Last Updated Apr 26, 2018 9:25 AM EDT
SOUTH LAKE TAHOE, Calif. -- A popular tourist destination on Lake Tahoe is in the middle of a growing battle over vacation rental homes. The city of South Lake Tahoe recently increased fines for noise and parking violations to $1,000. It is part of an effort to address the dramatic increase in vacation homes available on internet rental sites.
Surrounded by the Sierra Nevada, Lake Tahoe is an alpine paradise that attracts nearly three million visitors each year. But in the small community of South Lake Tahoe, longtime resident Peggy Bourland says tourists are taking over.
There are 1,800 rental properties there. Bourland said it's changing the community and she'd like to ban rentals altogether in residential areas.
"When a tourist comes here, they anticipate they can do whatever they want to do and they want to be in the hot tub late at night or they want to have friends over and all these things. It's just not compatible with our residential neighborhoods," Bourland said.
The city changed its ordinance after neighbors raised concerns. It now fines both the vacation home owner and the renter $1,000 each for things like parking on the street at any time, having too many house guests or getting into the hot tub after 10 p.m.
"This new ordinance doesn't make any sense whatsoever. It's totally punitive and totally unfair," Silicon Valley entrepreneur Jonathan Miller said. He said his Tahoe rental home is part of his retirement plan.
"Imagine if you come to Tahoe here… suddenly somebody parks for a minute on the street; they get a $1,000 fine. How are they going to feel about that? They're going to hate Tahoe, they're going to hate California, they're never coming back here again!" Miller said.

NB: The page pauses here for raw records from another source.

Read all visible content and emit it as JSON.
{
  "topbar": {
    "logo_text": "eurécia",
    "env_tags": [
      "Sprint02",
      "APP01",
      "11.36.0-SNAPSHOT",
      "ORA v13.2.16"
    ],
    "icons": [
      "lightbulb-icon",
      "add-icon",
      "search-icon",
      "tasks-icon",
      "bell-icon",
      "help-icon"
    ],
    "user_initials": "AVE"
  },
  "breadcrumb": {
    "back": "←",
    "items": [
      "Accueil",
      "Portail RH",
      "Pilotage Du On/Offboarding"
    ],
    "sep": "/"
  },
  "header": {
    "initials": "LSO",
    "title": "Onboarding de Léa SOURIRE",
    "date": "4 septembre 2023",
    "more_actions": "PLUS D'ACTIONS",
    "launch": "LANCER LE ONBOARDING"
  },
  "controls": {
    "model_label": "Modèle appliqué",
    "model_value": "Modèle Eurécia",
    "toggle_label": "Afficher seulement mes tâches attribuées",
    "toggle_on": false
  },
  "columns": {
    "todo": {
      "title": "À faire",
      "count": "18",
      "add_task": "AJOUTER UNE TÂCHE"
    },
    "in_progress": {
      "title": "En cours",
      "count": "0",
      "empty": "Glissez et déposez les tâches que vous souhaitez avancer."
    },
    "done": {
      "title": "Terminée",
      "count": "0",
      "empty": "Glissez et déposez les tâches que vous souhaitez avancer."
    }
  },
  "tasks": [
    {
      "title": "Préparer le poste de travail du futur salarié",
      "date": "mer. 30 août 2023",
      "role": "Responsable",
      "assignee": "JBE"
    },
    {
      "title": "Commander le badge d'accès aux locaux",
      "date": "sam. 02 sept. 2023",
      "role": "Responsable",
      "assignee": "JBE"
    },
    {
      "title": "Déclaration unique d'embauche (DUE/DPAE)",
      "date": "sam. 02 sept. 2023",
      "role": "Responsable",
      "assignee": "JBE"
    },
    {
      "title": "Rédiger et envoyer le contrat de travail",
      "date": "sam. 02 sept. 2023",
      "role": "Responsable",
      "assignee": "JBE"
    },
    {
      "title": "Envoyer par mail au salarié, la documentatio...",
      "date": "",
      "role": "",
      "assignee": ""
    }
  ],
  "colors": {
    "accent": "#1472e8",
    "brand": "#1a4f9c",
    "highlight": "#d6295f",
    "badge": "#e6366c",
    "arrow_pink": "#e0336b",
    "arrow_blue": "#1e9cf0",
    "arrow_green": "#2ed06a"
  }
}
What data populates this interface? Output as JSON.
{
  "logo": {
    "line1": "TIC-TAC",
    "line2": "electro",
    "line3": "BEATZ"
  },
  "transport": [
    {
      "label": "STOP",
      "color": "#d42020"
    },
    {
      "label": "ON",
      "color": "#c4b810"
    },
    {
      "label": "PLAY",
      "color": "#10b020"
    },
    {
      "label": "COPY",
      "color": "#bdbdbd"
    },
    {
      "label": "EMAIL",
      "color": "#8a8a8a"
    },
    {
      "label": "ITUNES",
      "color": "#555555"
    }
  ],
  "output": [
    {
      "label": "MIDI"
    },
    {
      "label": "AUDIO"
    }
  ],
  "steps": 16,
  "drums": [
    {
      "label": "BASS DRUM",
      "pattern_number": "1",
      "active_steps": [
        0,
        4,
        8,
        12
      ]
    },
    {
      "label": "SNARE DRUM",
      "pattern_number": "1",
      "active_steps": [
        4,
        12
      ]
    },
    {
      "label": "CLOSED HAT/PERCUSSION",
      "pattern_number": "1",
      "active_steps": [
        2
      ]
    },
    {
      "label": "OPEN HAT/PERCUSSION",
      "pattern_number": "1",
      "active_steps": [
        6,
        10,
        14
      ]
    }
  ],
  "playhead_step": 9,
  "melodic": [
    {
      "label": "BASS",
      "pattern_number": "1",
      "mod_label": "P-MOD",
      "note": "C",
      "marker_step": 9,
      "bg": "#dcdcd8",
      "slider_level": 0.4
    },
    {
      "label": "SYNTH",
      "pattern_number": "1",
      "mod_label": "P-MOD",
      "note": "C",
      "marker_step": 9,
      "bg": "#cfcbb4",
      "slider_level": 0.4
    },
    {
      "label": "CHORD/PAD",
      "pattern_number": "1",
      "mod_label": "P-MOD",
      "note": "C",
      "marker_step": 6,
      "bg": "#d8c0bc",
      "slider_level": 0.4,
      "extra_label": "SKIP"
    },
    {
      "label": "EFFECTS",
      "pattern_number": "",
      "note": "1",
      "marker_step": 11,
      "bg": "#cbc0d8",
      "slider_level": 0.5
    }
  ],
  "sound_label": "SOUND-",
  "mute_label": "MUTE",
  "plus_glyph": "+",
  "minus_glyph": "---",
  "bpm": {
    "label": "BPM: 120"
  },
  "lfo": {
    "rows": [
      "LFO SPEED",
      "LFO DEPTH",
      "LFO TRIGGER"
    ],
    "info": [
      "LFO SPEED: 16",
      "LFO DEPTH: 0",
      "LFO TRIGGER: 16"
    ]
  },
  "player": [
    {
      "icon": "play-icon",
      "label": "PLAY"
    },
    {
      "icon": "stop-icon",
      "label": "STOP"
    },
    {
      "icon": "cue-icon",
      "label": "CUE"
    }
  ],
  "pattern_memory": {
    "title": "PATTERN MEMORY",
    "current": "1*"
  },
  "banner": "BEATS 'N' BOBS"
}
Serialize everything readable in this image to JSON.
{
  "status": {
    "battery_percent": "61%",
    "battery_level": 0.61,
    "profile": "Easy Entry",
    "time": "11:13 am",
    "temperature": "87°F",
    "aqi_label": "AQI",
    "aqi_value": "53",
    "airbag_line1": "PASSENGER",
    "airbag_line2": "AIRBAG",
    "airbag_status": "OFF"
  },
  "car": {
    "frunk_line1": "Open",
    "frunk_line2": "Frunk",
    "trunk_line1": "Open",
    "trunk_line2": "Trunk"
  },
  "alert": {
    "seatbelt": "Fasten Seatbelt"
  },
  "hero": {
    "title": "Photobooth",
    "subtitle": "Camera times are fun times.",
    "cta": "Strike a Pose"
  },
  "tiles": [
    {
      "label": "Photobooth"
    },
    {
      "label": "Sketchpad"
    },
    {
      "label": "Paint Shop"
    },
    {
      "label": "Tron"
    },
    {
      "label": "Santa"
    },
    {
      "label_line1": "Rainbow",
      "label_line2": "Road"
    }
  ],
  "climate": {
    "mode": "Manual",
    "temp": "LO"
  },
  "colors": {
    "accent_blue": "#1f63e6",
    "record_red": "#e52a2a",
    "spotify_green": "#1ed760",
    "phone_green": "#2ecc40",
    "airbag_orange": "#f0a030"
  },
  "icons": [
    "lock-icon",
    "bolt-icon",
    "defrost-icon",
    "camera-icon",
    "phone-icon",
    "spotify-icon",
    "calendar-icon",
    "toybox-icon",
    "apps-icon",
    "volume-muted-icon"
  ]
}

He's received two fines. And under the city's updated rules, if he gets one more ticket, he'll be banned from renting his home for life.
"I don't want to feel like I'm unwelcome... I mean, that doesn't make any sense at all. I'm contributing to the city's economy. Why am I being punished for that?" Miller said.
Mayor Wendy Davis said she is trying to strike a balance within this community.
"Why that large a number?" Evans asked her about the $1,000 penalties.
"They need to have strong fines so we can ensure the peace and tranquility of our neighbors," Davis replied.
The city relies on vacation rentals for $3 million in taxes. It's a struggle facing a growing number of other cities, too.
Urlik Binzer is the CEO of Host Compliance, a company that helps local governments track and tax vacation rentals. The company said the number of listings has increased about 800 percent in the last eight years to 2.3 million.
"There's about 2,700 cities across North America now that has more than 100 short-term rentals, so this isn't just a big city or a coastal or ski resort issue, this is a national issue," Binzer said.
Cities like New Orleans, Nashville and Palm Springs are engaged in similar fights over whether tourist rentals should be allowed.
But not everyone agrees the expensive fines will lead to resolution.
"So you don't think these fines are the solution?" Evans asked.
"No. It's a big Band-Aid on a problem that has to be solved in a different way," Bourland said.
Some community members want to take the issue directly to the voters. If they get enough signatures on their petition, the question of whether or not to ban vacation rentals entirely will be on the ballot in November.
Update: After this piece aired, the Lake Tahoe Visitors Authority told CBS News in a statement:
"Contrary to the '3 million' mentioned in the segment, Lake Tahoe hosts 6-8 million visitors annually. South Lake Tahoe has always welcomed visitors and always will. We love to share our home, the spectacular natural beauty of the area and the various outdoor and indoor attractions with guests from around the country and the world. We obviously welcome travelers and appreciate their business, patronage and passion for the destination. With a tourism-based economy we depend on visitors for our livelihood, so of course, have their best interests at heart.
Like many towns and cities throughout the country, guidelines for vacation home rentals can present a balancing act between the desires of visitors for a memorable and relaxing stay and reasonable consideration for residents in their neighborhoods. Common sense and respectful considerations regarding environment, occupancy, noise, parking, pools/hot tub hours were established by the city of South Lake Tahoe for the benefit of all.
Penalties in the way of monetary fines between owners and renters were established, then raised when offenses continued. Higher fines generated attention among audiences to relay the gravity of the situation. It also attracted CBS's attention.
We want to ensure our guests always have an enjoyable experience at Lake Tahoe. For visitors choosing a vacation rental option, we encourage them to talk to the owner prior to their visit for a clear understanding of local protocols.
We know everyone has choices for where to visit and where to spend their hard-earned money. Our lodging, dining and attraction partners pride themselves on providing guests the type of warm and personal hospitality long associated with the destination."